The program is currently being piloted in three stores as an attempt to ease some of the pain points that customers continue to experience in convenience stores that have grown increasingly inconvenient, requiring people to stand around waiting for an overworked staff member can come open up the deodorant lock box for them. If the trial proves successful, the company is planning on rolling the program out to 10-15 stores, with the ultimate goal of full-scale deployment across the country.
CVS’s new system for allowing customers to unlock common goods that have been put behind plexiglass will operate primarily through the company’s app. People hoping to actually be able to take things off the shelves like they would do in a normal store will have to download the CVS app and sign up for the company’s loyalty program. You’ll have to be logged into the app and connect to the store’s Wi-Fi, then enable Bluetooth connectivity on your device in order to activate the feature that allows you to unlock the cabinets. Shockingly, this is an improvement in convenience.
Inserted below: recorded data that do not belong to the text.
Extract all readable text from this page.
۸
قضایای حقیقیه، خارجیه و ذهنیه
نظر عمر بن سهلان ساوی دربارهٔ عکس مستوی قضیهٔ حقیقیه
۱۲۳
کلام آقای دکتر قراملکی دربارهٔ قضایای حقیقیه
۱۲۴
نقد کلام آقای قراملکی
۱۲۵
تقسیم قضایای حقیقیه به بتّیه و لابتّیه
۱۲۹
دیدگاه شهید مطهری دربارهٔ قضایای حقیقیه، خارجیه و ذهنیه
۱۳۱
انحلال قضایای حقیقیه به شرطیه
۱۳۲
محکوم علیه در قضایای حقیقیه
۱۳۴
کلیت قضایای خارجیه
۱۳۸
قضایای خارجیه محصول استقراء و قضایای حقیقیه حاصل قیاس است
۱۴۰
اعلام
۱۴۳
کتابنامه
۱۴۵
The introduction of the ability to unlock products in stores, in addition to being the solution to a problem that CVS caused all on its own, is part of a broader effort to shift more people into the CVS app ecosystem, where the company can farm data. The company has been trying to position itself at the center of peoples’ health, and last year it tapped Deloitte Digital to reimagine its mobile app in a way that more efficiently leverages user health information to serve them ads, offers, and just generally keep them locked into CVS.
Per The Journal, the company soon plans to load up the app with AI features, including “a search feature powered by generative AI.” Which is great, surely nothing bad will happen by allowing people to have their health questions answered by a machine known for hallucinating information.
Anyway, shout out to CVS for successfully creating an information loop that results in customers willingly participating in additional surveillance. They created a fake problem (mass retail theft) to lock up their products, inconveniencing customers, just to create a solution to that made-up problem that requires those same customers to hand over their information so their behaviors can be tracked and monetized. Nice little operation they’ve got going over there.